Olimpijczycy w ratuszu
Źródło: film: TVN24, fot. Robert Motyl/UM Warszawa

Prezydent miasta uhonorowała warszawskich medalistów z Londynu. Były brawa, podziękowania, prezenty i podpisy na fladze w barwach stolicy, która zostanie zlicytowana na cele charytatywne.

Zofia Noceti-Klepacka to rodowita warszawianka. Brązowa medalistka olimpijska w windsurfingu oraz złoty medalista w rzucie kulą, Tomasz Majewski, spotkali się w piątek w ratuszu z prezydent Hanną Gronkiewicz-Waltz.

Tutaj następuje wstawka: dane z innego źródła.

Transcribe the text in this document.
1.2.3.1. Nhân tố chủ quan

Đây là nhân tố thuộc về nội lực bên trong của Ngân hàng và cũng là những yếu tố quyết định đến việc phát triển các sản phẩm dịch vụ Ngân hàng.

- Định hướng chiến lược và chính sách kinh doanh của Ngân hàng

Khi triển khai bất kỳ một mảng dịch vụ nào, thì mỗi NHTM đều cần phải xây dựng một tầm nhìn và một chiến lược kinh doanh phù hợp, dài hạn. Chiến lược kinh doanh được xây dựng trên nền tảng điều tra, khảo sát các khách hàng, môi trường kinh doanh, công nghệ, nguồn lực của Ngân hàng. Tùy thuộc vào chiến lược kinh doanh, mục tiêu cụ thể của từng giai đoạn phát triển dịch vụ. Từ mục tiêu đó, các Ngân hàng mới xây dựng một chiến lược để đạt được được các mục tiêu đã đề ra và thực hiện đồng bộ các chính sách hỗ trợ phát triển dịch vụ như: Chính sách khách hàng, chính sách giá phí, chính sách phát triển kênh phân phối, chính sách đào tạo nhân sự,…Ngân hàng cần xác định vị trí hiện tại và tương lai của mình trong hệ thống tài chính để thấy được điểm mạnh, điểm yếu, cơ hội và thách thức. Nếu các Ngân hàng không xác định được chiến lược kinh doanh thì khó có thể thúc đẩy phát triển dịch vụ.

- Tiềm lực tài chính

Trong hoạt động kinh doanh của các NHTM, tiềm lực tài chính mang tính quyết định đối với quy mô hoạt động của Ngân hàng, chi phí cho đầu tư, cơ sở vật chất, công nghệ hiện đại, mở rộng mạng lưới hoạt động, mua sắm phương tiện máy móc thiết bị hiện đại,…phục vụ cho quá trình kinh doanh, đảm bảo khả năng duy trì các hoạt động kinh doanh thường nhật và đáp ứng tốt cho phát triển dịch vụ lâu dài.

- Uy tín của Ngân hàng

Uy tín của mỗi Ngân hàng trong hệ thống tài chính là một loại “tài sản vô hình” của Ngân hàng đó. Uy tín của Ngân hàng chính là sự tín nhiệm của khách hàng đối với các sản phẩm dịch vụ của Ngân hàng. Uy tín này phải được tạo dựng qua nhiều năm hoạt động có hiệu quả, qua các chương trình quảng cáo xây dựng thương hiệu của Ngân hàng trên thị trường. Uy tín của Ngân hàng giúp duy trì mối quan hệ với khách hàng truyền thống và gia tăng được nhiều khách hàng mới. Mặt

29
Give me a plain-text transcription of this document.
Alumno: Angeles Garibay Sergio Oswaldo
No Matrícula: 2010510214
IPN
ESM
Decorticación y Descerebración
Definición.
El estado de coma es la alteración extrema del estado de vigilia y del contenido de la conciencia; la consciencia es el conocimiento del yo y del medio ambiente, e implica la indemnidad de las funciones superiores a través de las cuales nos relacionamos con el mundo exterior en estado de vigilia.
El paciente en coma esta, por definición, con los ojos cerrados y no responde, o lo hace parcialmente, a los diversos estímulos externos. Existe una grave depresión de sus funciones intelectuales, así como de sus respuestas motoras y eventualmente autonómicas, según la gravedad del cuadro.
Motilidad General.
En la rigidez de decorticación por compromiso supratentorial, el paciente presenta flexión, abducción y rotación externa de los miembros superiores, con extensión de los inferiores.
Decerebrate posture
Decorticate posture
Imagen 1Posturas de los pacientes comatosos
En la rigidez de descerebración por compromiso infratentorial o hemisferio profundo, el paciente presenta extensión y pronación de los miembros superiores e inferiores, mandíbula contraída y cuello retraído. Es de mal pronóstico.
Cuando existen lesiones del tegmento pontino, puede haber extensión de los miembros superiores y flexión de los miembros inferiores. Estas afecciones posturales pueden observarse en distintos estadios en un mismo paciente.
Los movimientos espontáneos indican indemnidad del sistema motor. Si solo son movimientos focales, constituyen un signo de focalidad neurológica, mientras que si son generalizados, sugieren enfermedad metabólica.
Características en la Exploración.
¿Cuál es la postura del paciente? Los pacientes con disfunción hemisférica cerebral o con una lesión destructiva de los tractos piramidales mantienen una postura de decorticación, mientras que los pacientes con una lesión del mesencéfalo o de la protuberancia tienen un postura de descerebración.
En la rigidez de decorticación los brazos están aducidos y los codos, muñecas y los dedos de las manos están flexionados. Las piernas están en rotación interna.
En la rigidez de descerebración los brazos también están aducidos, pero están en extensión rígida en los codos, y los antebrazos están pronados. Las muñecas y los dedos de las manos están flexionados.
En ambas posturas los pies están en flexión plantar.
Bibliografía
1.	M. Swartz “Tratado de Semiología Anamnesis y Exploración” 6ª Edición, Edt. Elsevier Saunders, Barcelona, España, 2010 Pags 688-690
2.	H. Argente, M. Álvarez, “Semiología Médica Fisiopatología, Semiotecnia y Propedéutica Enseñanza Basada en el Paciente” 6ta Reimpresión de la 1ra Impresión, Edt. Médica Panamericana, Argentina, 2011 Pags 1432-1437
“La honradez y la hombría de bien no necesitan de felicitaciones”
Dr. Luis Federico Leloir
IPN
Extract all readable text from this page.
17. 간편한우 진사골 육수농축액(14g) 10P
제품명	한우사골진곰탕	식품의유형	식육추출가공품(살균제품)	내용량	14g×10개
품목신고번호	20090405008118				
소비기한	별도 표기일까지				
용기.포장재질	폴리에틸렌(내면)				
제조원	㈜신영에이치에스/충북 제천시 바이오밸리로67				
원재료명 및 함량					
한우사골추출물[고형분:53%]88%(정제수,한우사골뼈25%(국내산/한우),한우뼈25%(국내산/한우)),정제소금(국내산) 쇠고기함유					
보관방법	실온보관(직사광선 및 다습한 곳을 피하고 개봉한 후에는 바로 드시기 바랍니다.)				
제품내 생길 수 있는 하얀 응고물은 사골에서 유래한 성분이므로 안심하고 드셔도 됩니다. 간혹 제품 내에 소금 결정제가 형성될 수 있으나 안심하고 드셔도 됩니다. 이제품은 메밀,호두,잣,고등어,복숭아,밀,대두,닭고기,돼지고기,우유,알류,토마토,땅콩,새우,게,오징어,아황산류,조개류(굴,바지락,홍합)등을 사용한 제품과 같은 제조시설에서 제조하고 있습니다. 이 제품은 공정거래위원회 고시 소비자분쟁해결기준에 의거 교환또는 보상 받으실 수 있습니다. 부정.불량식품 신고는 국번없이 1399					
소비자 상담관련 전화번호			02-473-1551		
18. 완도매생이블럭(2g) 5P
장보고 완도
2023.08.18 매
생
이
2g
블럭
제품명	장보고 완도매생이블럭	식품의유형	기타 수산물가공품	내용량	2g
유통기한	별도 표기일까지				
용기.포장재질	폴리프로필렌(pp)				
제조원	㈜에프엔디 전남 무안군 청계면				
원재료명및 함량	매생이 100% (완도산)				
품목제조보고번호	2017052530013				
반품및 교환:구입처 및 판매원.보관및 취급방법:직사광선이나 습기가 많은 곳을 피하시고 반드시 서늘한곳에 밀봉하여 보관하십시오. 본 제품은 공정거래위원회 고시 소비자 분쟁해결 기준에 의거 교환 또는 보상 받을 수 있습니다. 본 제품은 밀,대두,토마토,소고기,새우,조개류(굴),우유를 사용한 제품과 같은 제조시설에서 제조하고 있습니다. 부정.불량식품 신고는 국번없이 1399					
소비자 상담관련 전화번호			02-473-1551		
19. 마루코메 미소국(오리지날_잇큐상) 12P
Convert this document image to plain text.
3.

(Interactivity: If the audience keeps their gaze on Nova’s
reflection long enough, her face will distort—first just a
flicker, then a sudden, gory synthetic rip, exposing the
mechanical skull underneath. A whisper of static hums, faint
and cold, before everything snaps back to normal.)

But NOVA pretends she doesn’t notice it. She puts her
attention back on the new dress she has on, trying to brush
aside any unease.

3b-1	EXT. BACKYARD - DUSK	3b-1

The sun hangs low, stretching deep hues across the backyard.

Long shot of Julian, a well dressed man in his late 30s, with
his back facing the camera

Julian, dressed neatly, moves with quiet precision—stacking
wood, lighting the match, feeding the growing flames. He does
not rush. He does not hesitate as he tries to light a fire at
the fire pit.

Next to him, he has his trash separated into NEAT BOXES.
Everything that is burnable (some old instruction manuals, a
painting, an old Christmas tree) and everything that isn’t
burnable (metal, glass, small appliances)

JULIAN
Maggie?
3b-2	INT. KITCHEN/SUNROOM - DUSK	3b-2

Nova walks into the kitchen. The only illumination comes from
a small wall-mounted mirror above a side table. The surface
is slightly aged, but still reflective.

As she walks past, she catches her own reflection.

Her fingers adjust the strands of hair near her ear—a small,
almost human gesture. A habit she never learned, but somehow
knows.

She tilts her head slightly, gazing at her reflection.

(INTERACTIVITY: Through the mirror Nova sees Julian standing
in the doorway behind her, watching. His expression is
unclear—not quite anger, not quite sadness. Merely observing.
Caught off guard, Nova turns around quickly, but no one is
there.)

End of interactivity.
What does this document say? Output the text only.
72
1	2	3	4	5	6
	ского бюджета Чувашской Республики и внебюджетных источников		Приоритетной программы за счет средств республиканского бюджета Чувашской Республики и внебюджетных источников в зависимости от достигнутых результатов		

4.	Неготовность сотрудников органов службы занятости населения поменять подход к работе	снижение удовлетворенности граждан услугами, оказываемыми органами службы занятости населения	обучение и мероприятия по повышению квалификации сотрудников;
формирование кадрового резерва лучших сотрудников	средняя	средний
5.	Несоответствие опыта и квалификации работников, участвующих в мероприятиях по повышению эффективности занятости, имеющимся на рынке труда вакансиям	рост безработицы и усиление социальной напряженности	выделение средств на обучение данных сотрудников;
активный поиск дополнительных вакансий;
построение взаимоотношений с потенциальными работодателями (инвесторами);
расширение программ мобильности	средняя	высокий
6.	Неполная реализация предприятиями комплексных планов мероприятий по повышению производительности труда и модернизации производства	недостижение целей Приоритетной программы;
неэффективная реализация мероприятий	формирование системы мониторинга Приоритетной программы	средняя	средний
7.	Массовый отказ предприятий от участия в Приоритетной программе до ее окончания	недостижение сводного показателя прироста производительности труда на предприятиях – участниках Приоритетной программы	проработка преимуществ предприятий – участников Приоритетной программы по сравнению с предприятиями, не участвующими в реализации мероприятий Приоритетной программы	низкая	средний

Flaga z podpisami trafi na licytację

Usłyszeli podziękowania za to, że reprezentują nie tylko Polskę, lecz także Warszawę. Były też brawa i drobne upominki – album o Warszawie czy syrenka wyryta w drewnie.

Olimpijczycy złożyli podpisy na fladze w barwach Warszawy, która będzie zlicytowana na cele charytatywne.

Na spotkaniu Zofia Klepacka jeszcze raz podkreśliła, że swój medal zlicytuje, a pieniądze pójdą na leczenie jej małej sąsiadki - Zuzi, która jest chora na mukowiscydozę. - Udało mi się przywieźć wymarzony medal - brązowy. To było 16 lat ciężkiej, pracy, wyrzeczeń i treningów - podkreśliła Klepacka.

Będzie trzeci medal?

Z kolei Tomasz Majewski zaznaczył, że liczy na szersze grono olimpijczyków z Warszawy na igrzyskach za cztery lata. - My, sportowcy warszawscy, jesteśmy takim gatunkiem trochę na wymarciu, nie za wiele nas zostało. Mam nadzieje, że przy wsparciu miasta nasza reprezentacja na Rio będzie trochę większa i sport warszawski będzie się rozwijał – podkreślał Majewski. - Mam nadzieję, że dzisiaj nasza koleżanka, Anita Włodarczyk, dołoży trzeci medal w rzucie młotem - dodał.